Ballon
Puisque nous sommes en plein Euro de foot, il me semble normal de vous parler de "Ballon", cette nouvelle que Catherine Fradier vient de publier chez l'éditeur numérique Ska.
De ballon rond, il est question dans cette nouvelle. D'Europe, non. De Moyen-Orient, plutôt. Dans un de ces pays en guerre, où chaque instant, chaque minute s'annonce comme le dernier. La dernière. Et c'est bien cela que va vivre Razan, jeune femme, mère de ce garçonnet qui a "oublié" son ballon sur la plage où il jouait au moment où l'alarme a sonné, signifiant un énième bombardement. Alors il a fallu courir, trouver un refuge, vite, très vite. Et plus question de penser à jouer au ballon. Pourtant, à l'abri de son modeste foyer, seul avec sa mère, ne risquant pas de s'exposer et d'exposer sa mère aux coups paternels, l'enfant réclame, l'enfant veut son ballon. Et Razan cède. Et Razan sort. Malgré le couvre-feu. Dehors, elle rase les murs, se fond dans les ombres jusqu'à cette plage où plus rien ne peut la protéger, où elle trouve un ballon, celui de son fils? elle ne sait pas mais c'est un ballon. Sur cette plage où elle se fait remarquer, où les coups de boutoir du viol collectif précèdent le coup de couteau final. Pendant que dans l'appartement, l'enfant attend. Et que son père rentre...
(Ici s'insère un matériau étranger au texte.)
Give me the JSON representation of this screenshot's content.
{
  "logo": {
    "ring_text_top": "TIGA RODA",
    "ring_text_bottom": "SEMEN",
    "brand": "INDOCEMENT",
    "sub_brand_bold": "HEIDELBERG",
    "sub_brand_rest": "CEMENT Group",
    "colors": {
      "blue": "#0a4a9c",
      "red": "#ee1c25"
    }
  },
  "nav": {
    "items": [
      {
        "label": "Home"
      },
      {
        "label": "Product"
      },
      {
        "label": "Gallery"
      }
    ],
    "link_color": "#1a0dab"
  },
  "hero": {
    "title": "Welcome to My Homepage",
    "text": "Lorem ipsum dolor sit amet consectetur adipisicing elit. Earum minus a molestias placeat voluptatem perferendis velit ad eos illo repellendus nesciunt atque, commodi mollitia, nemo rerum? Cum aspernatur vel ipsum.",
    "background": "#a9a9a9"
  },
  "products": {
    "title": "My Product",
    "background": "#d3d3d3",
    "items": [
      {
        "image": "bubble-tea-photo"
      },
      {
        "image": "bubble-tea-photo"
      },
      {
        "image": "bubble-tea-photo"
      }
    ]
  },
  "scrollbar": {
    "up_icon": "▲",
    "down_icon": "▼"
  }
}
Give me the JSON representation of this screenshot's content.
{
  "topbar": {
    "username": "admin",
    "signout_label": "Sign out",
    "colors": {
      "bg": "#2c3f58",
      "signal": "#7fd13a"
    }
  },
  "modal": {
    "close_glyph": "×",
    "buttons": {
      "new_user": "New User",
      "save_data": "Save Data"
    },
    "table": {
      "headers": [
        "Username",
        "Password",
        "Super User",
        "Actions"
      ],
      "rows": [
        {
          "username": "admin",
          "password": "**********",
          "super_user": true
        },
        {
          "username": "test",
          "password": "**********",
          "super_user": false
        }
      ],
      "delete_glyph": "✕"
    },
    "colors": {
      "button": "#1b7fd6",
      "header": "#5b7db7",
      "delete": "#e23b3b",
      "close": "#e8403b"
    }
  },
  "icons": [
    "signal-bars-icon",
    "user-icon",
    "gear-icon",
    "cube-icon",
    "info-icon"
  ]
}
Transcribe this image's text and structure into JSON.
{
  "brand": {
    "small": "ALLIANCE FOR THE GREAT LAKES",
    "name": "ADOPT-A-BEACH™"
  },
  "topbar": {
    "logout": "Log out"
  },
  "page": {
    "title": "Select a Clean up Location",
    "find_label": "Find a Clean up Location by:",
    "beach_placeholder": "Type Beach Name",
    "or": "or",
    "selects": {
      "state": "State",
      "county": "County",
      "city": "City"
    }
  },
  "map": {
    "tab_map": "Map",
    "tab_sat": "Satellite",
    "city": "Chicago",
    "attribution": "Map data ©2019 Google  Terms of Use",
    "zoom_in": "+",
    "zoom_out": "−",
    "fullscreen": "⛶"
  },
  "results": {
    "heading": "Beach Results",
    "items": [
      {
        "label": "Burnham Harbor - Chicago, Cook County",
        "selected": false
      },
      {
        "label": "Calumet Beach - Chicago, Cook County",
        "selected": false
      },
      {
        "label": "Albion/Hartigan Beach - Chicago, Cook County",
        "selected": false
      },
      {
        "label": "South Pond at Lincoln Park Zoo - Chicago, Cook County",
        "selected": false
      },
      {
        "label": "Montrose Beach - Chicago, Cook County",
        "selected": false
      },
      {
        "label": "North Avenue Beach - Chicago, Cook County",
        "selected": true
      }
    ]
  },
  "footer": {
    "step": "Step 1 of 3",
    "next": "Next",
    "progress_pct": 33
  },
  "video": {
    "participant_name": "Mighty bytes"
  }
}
J'ai déjà lu des romans de Catherine Fradier. J'ai déjà eu le plaisir de la rencontrer à ma médiathèque La Passerelle, au salon Sang d'encre à Vienne (38) où elle s'est présentée, chaque fois, tout de noir vêtue, de ce noir dont elle enveloppe ses romans. De ce même noir dans lequel elle a plongé cette nouvelle. Avec ce "Ballon", elle signe un texte magistral, et nous sert tout sur un plateau : l'affection, la tendresse, l'amour qui réunit une mère à son fils et réciproquement, le courage, et la brutalité, la bestialité qui resurgit au cœur des hommes quand il n'y a plus de limites, plus de repères, que c'est marche ou crève, chacun pour soi et la loi du plus fort qui domine. Quand c'est la guerre.
Cette nouvelle, c'est un coup de poing, un coup de poignard, pour nous rappeler qu'à quelques milliers de kilomètres c'est comme ça et qu'on laisse faire, ignorant ou faisant semblant d'ignorer ces atrocités...
Cette nouvelle, c'est surtout une maîtrise absolue de ce genre littéraire.